See Table 9 in the Appendix for more details about pre-trained backbones.
| Pre-trained Backbone | Pre-trained Objective | Link | md5sum |
|---|---|---|---|
| ViT-B/16 | Supervised | link | d9715d |
| ViT-B/16 | MoCo v3 | link | 8f39ce |
| ViT-B/16 | MAE | link | 8cad7c |
| Swin-B | Supervised | link | bf9cc1 |
🪄Examples for training and visualization
# Training of VFPT
python tune_vtab.py \
--train-type "prompt" \
--config-file ./configs/prompt/prompt_fourier/Natural/caltech101_forVPT.yaml \
MODEL.PROMPT_FOURIER.DEEP "True" \
MODEL.PROMPT_FOURIER.NUM_TOKENS "10" \
MODEL.PROMPT_FOURIER.DROPOUT "0.10" \
MODEL.PROMPT_FOURIER.FOURIER_PERCENTAGE "1.0" \
OUTPUT_DIR "./output/" \
DATA.BATCH_SIZE "64"
# Landscape Visualization of VFPT
# Replace {} with the correct args
python ./ls_plot_surface.py \
--lr {lr} \
--wd {wd} \
--train-type "prompt" \
--x=-1:1:51 \
--y=-1:1:51 \
--config-file {config} \
MODEL.PROMPT_FOURIER.DEEP "True" \
MODEL.PROMPT_FOURIER.DROPOUT "0.10" \
MODEL.PROMPT_FOURIER.FOURIER_PERCENTAGE "{percentage}" \
MODEL.PROMPT_FOURIER.NUM_TOKENS "{num}" \
DATA.BATCH_SIZE "{batch_size}" \
OUTPUT_DIR "{output_dir}"
# GradCam Visualization of VFPT
PORT=20000 python \
tune_vtab_AS.py \
--train-type "prompt" \
--config-file ./configs/prompt/prompt_fourier/Natural/caltech101_forVPT.yaml \
MODEL.PROMPT_FOURIER.DEEP "True" \
MODEL.PROMPT_FOURIER.NUM_TOKENS "10" \
MODEL.PROMPT_FOURIER.DROPOUT "0.10" \
MODEL.PROMPT_FOURIER.FOURIER_PERCENTAGE "1.0" \
OUTPUT_DIR "./attn" \
DATA.BATCH_SIZE "64" \
ATTRIBUTION_TYPE "general" \
ATTRIBUTION_INTEGRATED_METHOD "pytorch_gradcam"

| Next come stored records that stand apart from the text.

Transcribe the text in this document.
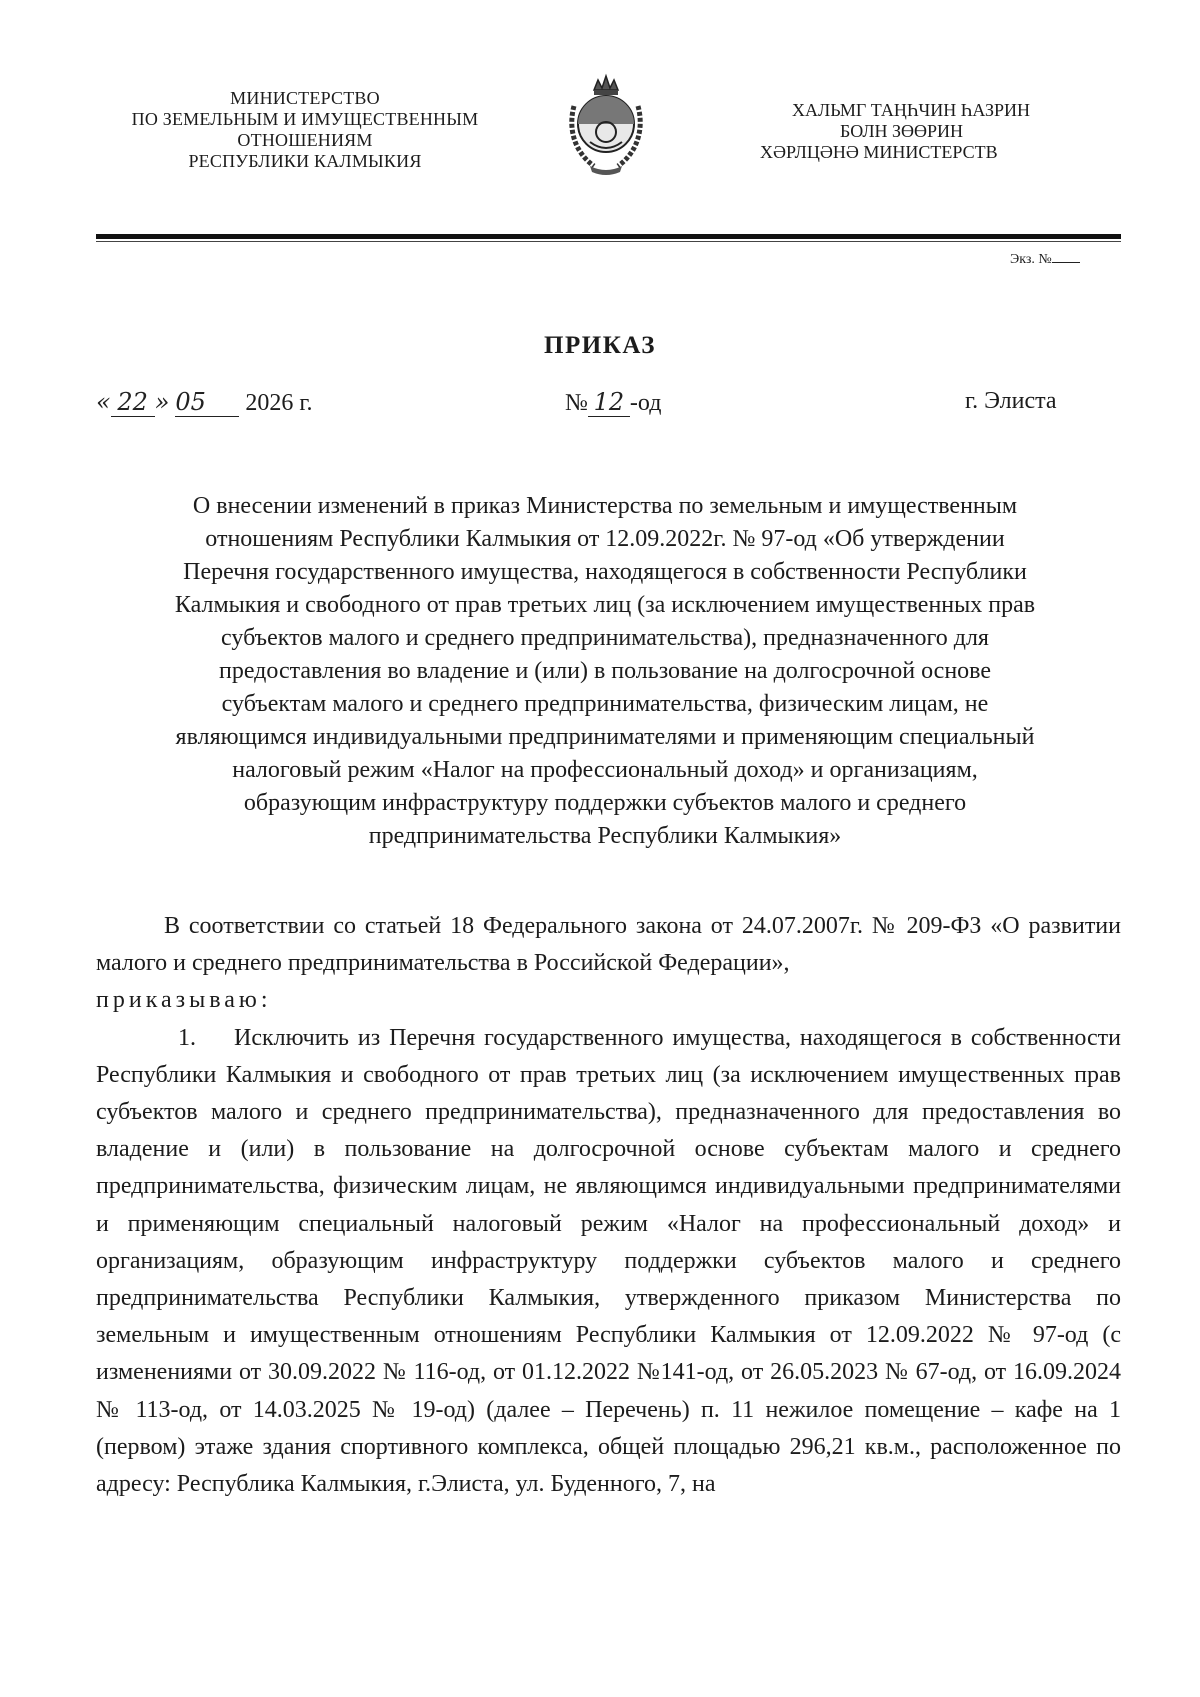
МИНИСТЕРСТВО
ПО ЗЕМЕЛЬНЫМ И ИМУЩЕСТВЕННЫМ
ОТНОШЕНИЯМ
РЕСПУБЛИКИ КАЛМЫКИЯ
ХАЛЬМГ ТАҢҺЧИН ҺАЗРИН
БОЛН ЗӨӨРИН
ХӘРЛЦӘНӘ МИНИСТЕРСТВ
Экз. №
ПРИКАЗ
« 22 » 05 2026 г.	№ 12 -од	г. Элиста
О внесении изменений в приказ Министерства по земельным и имущественным
отношениям Республики Калмыкия от 12.09.2022г. № 97-од «Об утверждении
Перечня государственного имущества, находящегося в собственности Республики
Калмыкия и свободного от прав третьих лиц (за исключением имущественных прав
субъектов малого и среднего предпринимательства), предназначенного для
предоставления во владение и (или) в пользование на долгосрочной основе
субъектам малого и среднего предпринимательства, физическим лицам, не
являющимся индивидуальными предпринимателями и применяющим специальный
налоговый режим «Налог на профессиональный доход» и организациям,
образующим инфраструктуру поддержки субъектов малого и среднего
предпринимательства Республики Калмыкия»

В соответствии со статьей 18 Федерального закона от 24.07.2007г. № 209-ФЗ «О развитии малого и среднего предпринимательства в Российской Федерации»,

приказываю:

1. Исключить из Перечня государственного имущества, находящегося в собственности Республики Калмыкия и свободного от прав третьих лиц (за исключением имущественных прав субъектов малого и среднего предпринимательства), предназначенного для предоставления во владение и (или) в пользование на долгосрочной основе субъектам малого и среднего предпринимательства, физическим лицам, не являющимся индивидуальными предпринимателями и применяющим специальный налоговый режим «Налог на профессиональный доход» и организациям, образующим инфраструктуру поддержки субъектов малого и среднего предпринимательства Республики Калмыкия, утвержденного приказом Министерства по земельным и имущественным отношениям Республики Калмыкия от 12.09.2022 № 97-од (с изменениями от 30.09.2022 № 116-од, от 01.12.2022 №141-од, от 26.05.2023 № 67-од, от 16.09.2024 № 113-од, от 14.03.2025 № 19-од) (далее – Перечень) п. 11 нежилое помещение – кафе на 1 (первом) этаже здания спортивного комплекса, общей площадью 296,21 кв.м., расположенное по адресу: Республика Калмыкия, г.Элиста, ул. Буденного, 7, на
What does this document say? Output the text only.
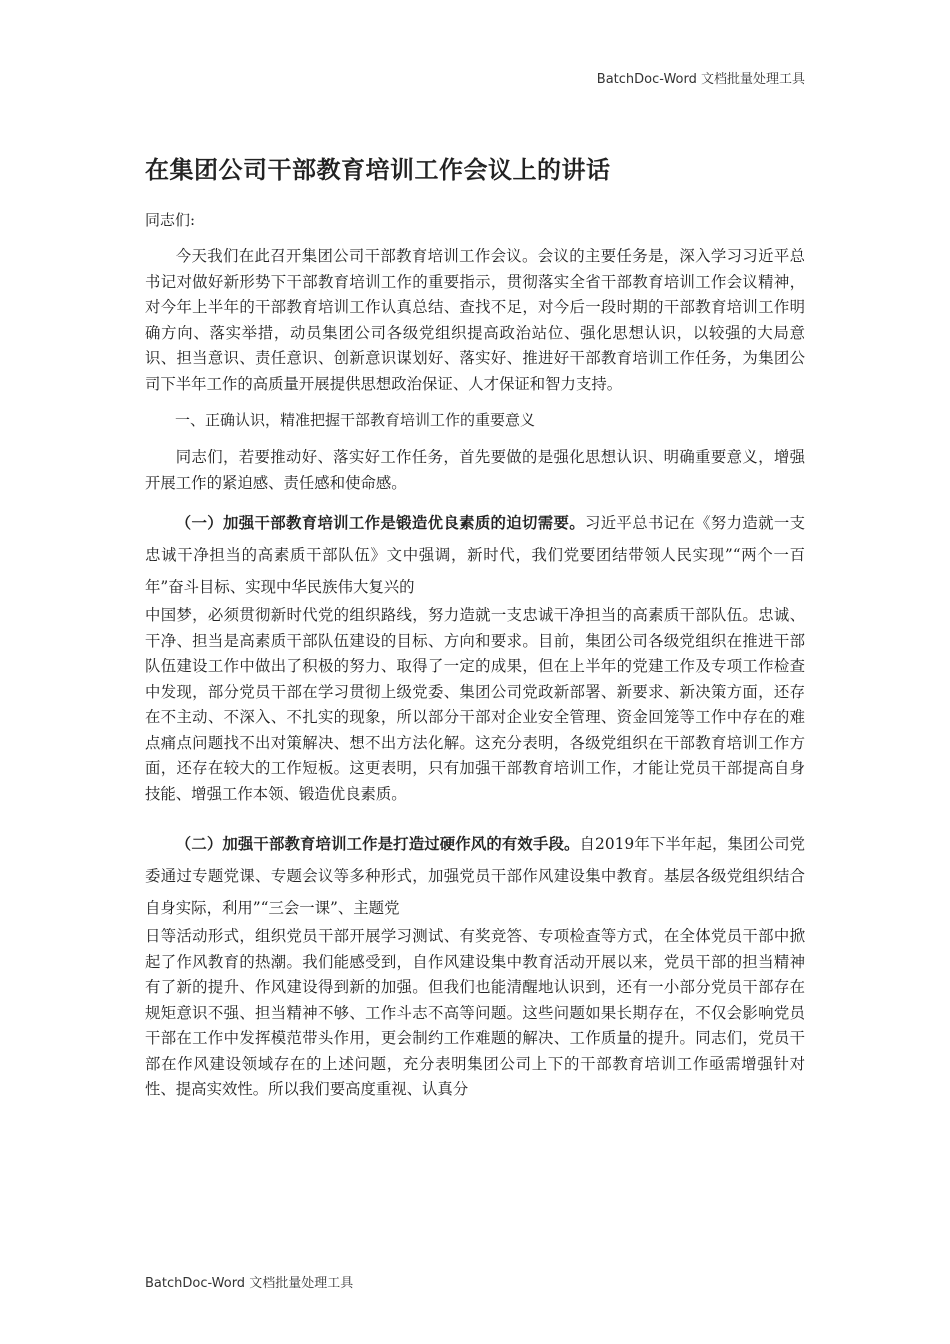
BatchDoc-Word 文档批量处理工具
在集团公司干部教育培训工作会议上的讲话
同志们:

今天我们在此召开集团公司干部教育培训工作会议。会议的主要任务是，深入学习习近平总书记对做好新形势下干部教育培训工作的重要指示，贯彻落实全省干部教育培训工作会议精神，对今年上半年的干部教育培训工作认真总结、查找不足，对今后一段时期的干部教育培训工作明确方向、落实举措，动员集团公司各级党组织提高政治站位、强化思想认识，以较强的大局意识、担当意识、责任意识、创新意识谋划好、落实好、推进好干部教育培训工作任务，为集团公司下半年工作的高质量开展提供思想政治保证、人才保证和智力支持。

一、正确认识，精准把握干部教育培训工作的重要意义

同志们，若要推动好、落实好工作任务，首先要做的是强化思想认识、明确重要意义，增强开展工作的紧迫感、责任感和使命感。

（一）加强干部教育培训工作是锻造优良素质的迫切需要。习近平总书记在《努力造就一支忠诚干净担当的高素质干部队伍》文中强调，新时代，我们党要团结带领人民实现”“两个一百年”奋斗目标、实现中华民族伟大复兴的

中国梦，必须贯彻新时代党的组织路线，努力造就一支忠诚干净担当的高素质干部队伍。忠诚、干净、担当是高素质干部队伍建设的目标、方向和要求。目前，集团公司各级党组织在推进干部队伍建设工作中做出了积极的努力、取得了一定的成果，但在上半年的党建工作及专项工作检查中发现，部分党员干部在学习贯彻上级党委、集团公司党政新部署、新要求、新决策方面，还存在不主动、不深入、不扎实的现象，所以部分干部对企业安全管理、资金回笼等工作中存在的难点痛点问题找不出对策解决、想不出方法化解。这充分表明，各级党组织在干部教育培训工作方面，还存在较大的工作短板。这更表明，只有加强干部教育培训工作，才能让党员干部提高自身技能、增强工作本领、锻造优良素质。

（二）加强干部教育培训工作是打造过硬作风的有效手段。自2019年下半年起，集团公司党委通过专题党课、专题会议等多种形式，加强党员干部作风建设集中教育。基层各级党组织结合自身实际，利用”“三会一课”、主题党

日等活动形式，组织党员干部开展学习测试、有奖竞答、专项检查等方式，在全体党员干部中掀起了作风教育的热潮。我们能感受到，自作风建设集中教育活动开展以来，党员干部的担当精神有了新的提升、作风建设得到新的加强。但我们也能清醒地认识到，还有一小部分党员干部存在规矩意识不强、担当精神不够、工作斗志不高等问题。这些问题如果长期存在，不仅会影响党员干部在工作中发挥模范带头作用，更会制约工作难题的解决、工作质量的提升。同志们，党员干部在作风建设领域存在的上述问题，充分表明集团公司上下的干部教育培训工作亟需增强针对性、提高实效性。所以我们要高度重视、认真分

BatchDoc-Word 文档批量处理工具
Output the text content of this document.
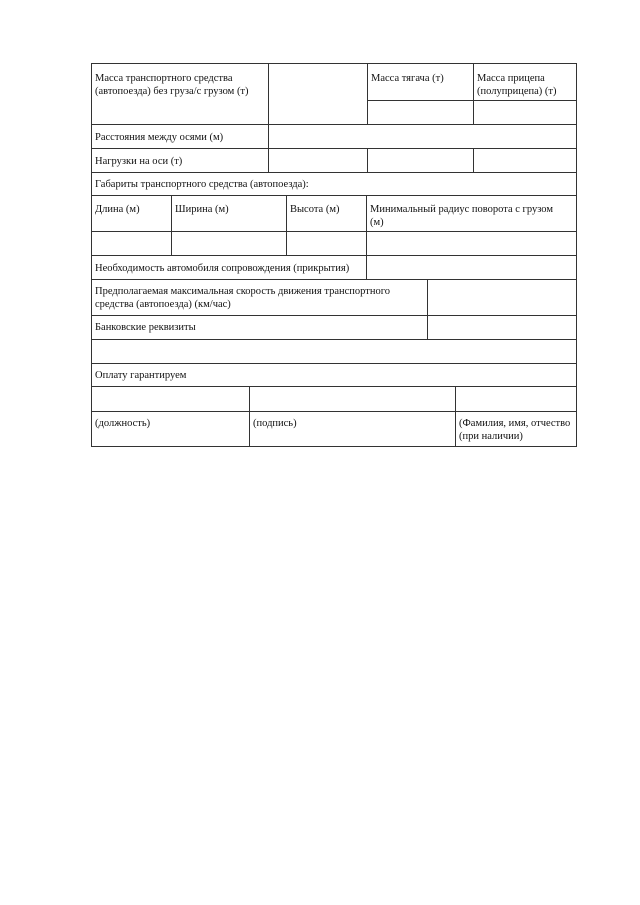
Масса транспортного средства
(автопоезда) без груза/с грузом (т)
Масса тягача (т)	Масса прицепа
(полуприцепа) (т)
Расстояния между осями (м)
Нагрузки на оси (т)
Габариты транспортного средства (автопоезда):
Длина (м)	Ширина (м)	Высота (м)	Минимальный радиус поворота с грузом
(м)
Необходимость автомобиля сопровождения (прикрытия)
Предполагаемая максимальная скорость движения транспортного
средства (автопоезда) (км/час)
Банковские реквизиты
Оплату гарантируем
(должность)	(подпись)	(Фамилия, имя, отчество
(при наличии)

Hyperparameter for VTAB: here
Citation
If you find our work helpful in your research, please cite it as:
@inproceedings{zeng2024visual,
title={Visual Fourier Prompt Tuning},
author={Zeng, Runjia and Han, Cheng and Wang, Qifan and Wu, Chunshu and Geng, Tong and Huang, Lifu and Wu, Ying Nian and Liu, Dongfang},
booktitle={NeurIPS},
year={2024}
}
License
The majority of VFPT is licensed under the CC-BY-NC 4.0 license (see LICENSE for details). Portions of the project are available under separate license terms: GitHub - google-research/task_adaptation and huggingface/transformers are licensed under the Apache 2.0 license; Swin-Transformer, ConvNeXt and ViT-pytorch are licensed under the MIT license; and MoCo-v3 and MAE are licensed under the Attribution-NonCommercial 4.0 International license.